# Show that X+Y has a finite second moment

1. Jul 15, 2009

### kingwinner

Prove that if X and Y have finite second moments (i.e. E(X^2) and E(Y^2) are finite), then X+Y has a finite second moment.

(X+Y)^2 ≤ X^2 + Y^2 + 2|XY|
=> E[(X+Y)^2] ≤ E(X^2) + E(Y^2) + 2E(|XY|)

I don't understand the (probably incomplete) proof. On the right side, E(X^2) and E(Y^2) are finite, but how can we know whether E(|XY|) is finite or not?

Thanks for explaining!

2. Jul 15, 2009

This uses a classic inequality (really from measure theory, but applied to probability).

Essentially, if both $$X,$$ have finite second moments (variances exist) then they have finite moments of every lower order. For your specific case:

$$E[|XY|]^2 \le E(X^2) E(Y^2) < \infty$$

where the RHS is finite because of the assumptions about the second-order moments being finite.

3. Jul 15, 2009

### kingwinner

Is it in any way related to the Cauchy-Schwartz inequality?

I don't see how this fact can be applied to our problem. E(|XY|), E(X^2), and E(Y^2) are all second moments, right?

For the left side of the inequality, do you mean E(|XY|^2) or [E(|XY|)]^2 ?

4. Jul 20, 2009

### kingwinner

I am still stuck on this problem and would appreicate if anyone could help me out...

5. Jul 20, 2009

Sorry for the delay - no excuse on my part.

Yes, as you pointed out, the moment-inequality is from the function version of the C-S inequality.
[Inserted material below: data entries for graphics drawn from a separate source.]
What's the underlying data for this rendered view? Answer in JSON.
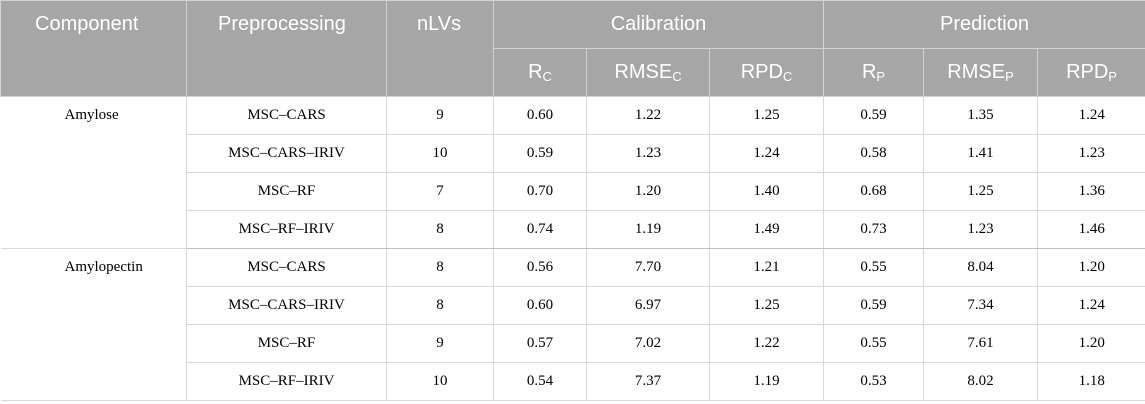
{
  "header": {
    "component": "Component",
    "preprocessing": "Preprocessing",
    "nlvs": "nLVs",
    "calibration": "Calibration",
    "prediction": "Prediction",
    "sub": [
      {
        "base": "R",
        "sub": "C"
      },
      {
        "base": "RMSE",
        "sub": "C"
      },
      {
        "base": "RPD",
        "sub": "C"
      },
      {
        "base": "R",
        "sub": "P"
      },
      {
        "base": "RMSE",
        "sub": "P"
      },
      {
        "base": "RPD",
        "sub": "P"
      }
    ]
  },
  "groups": [
    {
      "component": "Amylose",
      "rows": [
        [
          "MSC–CARS",
          "9",
          "0.60",
          "1.22",
          "1.25",
          "0.59",
          "1.35",
          "1.24"
        ],
        [
          "MSC–CARS–IRIV",
          "10",
          "0.59",
          "1.23",
          "1.24",
          "0.58",
          "1.41",
          "1.23"
        ],
        [
          "MSC–RF",
          "7",
          "0.70",
          "1.20",
          "1.40",
          "0.68",
          "1.25",
          "1.36"
        ],
        [
          "MSC–RF–IRIV",
          "8",
          "0.74",
          "1.19",
          "1.49",
          "0.73",
          "1.23",
          "1.46"
        ]
      ]
    },
    {
      "component": "Amylopectin",
      "rows": [
        [
          "MSC–CARS",
          "8",
          "0.56",
          "7.70",
          "1.21",
          "0.55",
          "8.04",
          "1.20"
        ],
        [
          "MSC–CARS–IRIV",
          "8",
          "0.60",
          "6.97",
          "1.25",
          "0.59",
          "7.34",
          "1.24"
        ],
        [
          "MSC–RF",
          "9",
          "0.57",
          "7.02",
          "1.22",
          "0.55",
          "7.61",
          "1.20"
        ],
        [
          "MSC–RF–IRIV",
          "10",
          "0.54",
          "7.37",
          "1.19",
          "0.53",
          "8.02",
          "1.18"
        ]
      ]
    }
  ]
}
My post should read

$$E[|XY|^2] \le E(X^2) E(Y^2)$$

6. Jul 20, 2009

### kingwinner

That's OK, don't worry.

But the version of C-S inequality that I've seen in Wikipedia is the following:
|E(XY)|^2 ≤ E(X^2) E(Y^2)

http://en.wikipedia.org/wiki/Cauchy–Schwarz_inequality#Probability_theory

We have:
(X+Y)^2 ≤ X^2 + Y^2 + 2|XY|
E[(X+Y)^2] ≤ E(X^2) + E(Y^2) + 2E(|XY|)
We are given that E(X^2) and E(Y^2) are both finite, but how can we show that E(|XY|) is finite?
For E(|XY|), here we have the absolute value inside the expectation, but for the left side of the C-S inequality, the absolute value is outside.
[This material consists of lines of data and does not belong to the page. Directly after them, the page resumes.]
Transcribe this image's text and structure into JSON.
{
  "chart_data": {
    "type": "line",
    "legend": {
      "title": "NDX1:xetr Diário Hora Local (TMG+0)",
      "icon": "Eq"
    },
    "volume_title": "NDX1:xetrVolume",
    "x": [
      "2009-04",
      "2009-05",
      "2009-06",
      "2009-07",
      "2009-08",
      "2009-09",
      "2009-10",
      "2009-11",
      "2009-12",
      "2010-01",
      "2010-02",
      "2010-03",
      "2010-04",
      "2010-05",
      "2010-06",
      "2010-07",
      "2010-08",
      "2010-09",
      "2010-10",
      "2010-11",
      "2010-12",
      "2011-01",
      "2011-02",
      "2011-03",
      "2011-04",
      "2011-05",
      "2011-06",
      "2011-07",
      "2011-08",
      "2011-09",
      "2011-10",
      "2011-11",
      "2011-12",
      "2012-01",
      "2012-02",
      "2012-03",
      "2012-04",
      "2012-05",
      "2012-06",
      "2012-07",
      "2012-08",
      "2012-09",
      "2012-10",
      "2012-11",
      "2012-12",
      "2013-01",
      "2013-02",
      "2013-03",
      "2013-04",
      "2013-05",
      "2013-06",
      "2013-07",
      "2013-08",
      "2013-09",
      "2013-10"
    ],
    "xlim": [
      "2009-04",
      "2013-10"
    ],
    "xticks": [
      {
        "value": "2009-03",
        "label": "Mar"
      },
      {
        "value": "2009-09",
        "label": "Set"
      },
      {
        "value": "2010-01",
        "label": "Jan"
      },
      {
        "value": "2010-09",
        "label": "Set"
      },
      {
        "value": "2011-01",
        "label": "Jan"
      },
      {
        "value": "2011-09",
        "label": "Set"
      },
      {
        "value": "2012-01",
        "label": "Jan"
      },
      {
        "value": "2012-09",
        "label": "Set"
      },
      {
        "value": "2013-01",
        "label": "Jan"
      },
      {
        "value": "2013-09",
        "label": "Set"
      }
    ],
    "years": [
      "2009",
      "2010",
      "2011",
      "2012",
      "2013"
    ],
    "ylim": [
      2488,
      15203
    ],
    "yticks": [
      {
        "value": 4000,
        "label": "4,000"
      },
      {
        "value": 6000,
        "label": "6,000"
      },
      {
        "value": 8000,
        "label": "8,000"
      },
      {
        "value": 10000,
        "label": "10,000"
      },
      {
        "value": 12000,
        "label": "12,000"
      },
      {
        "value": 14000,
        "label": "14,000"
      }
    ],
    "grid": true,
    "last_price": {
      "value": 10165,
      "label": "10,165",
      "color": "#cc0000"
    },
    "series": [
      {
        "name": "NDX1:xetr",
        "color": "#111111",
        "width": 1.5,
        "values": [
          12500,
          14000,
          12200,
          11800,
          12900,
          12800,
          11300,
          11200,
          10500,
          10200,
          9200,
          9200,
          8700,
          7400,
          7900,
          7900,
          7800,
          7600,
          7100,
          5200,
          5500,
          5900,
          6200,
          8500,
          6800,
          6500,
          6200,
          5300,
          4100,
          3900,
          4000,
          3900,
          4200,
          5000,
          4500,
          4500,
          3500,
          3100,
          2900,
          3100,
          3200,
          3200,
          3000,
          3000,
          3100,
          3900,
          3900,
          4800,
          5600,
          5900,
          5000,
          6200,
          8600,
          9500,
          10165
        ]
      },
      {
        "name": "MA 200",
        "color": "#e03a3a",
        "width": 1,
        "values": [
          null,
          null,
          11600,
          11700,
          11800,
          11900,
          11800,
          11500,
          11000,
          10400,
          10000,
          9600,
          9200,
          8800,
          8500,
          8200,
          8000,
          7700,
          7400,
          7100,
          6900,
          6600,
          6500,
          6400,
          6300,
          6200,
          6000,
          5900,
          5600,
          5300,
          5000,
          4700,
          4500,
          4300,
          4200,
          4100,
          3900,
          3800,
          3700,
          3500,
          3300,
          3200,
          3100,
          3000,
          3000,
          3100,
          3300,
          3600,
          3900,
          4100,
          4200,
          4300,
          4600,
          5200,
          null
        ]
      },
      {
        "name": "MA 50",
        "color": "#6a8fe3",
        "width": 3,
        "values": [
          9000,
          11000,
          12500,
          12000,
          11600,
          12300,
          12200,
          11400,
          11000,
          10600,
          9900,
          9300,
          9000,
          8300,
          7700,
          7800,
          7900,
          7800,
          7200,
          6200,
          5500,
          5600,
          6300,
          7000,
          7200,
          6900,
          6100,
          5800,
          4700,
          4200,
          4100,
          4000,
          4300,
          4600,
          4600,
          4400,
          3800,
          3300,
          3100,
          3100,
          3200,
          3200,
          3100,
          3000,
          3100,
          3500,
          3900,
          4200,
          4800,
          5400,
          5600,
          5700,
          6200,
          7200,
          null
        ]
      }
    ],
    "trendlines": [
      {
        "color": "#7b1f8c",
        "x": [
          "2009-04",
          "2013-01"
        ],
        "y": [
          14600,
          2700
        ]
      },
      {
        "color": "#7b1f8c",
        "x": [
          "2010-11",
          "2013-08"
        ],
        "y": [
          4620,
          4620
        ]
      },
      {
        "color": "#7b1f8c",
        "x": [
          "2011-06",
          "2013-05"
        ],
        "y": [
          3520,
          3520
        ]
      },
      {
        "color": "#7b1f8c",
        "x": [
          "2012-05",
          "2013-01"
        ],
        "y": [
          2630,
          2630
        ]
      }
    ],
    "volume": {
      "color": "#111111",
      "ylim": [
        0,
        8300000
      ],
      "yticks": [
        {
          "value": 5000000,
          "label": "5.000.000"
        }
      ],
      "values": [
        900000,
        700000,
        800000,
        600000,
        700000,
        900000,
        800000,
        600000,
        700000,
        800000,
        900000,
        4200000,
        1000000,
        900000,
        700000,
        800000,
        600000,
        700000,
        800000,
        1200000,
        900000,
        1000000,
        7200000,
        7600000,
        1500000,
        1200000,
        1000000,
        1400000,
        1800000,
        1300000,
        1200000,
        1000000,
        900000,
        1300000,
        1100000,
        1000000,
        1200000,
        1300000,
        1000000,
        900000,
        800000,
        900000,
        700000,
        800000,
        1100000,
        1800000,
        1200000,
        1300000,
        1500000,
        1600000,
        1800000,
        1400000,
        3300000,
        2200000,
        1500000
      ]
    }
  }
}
Last edited by a moderator: Apr 18, 2017
7. Jul 20, 2009

Consider $$X$$ - the proof for [/tex] Y [/tex] is similar.

$$E[|X|]^2 = E[|X| \cdot 1 ]^2 = \left(\int |x| \cdot 1 \, dF(x)\right)^2 \le \left(\int |x|^2 \, dF(x)\right)^2 \cdot \left(\int 1 \, dF(x)\right)^2 = E[X^2] < \infty$$

so the existence of a finite second moment gives the existence of the finite first moment.

8. Jul 21, 2009

### kingwinner

??But E(|X|2) = E(X2) always, no? (since |X|2 = X2)

Also, I don't see how the C-S inequality would necessarily imply that E(|XY|2) ≤ E(X2)E(Y2) as you said in post #5. And how can we use this to prove that E(|XY|) is finite? Could you please explain this part?

Thanks a lot!

Last edited by a moderator: Apr 28, 2017
9. Jul 21, 2009

### gel

A quick method is |X+Y| <= 2 max(|X|,|Y|), so (X+Y)^2 <= 4 max(X^2,Y^2) <= 4(X^2+Y^2)
=> E[(X+Y)^2] <= 4E[X^2] + 4E[Y^2] < infinity
the 4 can be replaced by 2, but this is enough.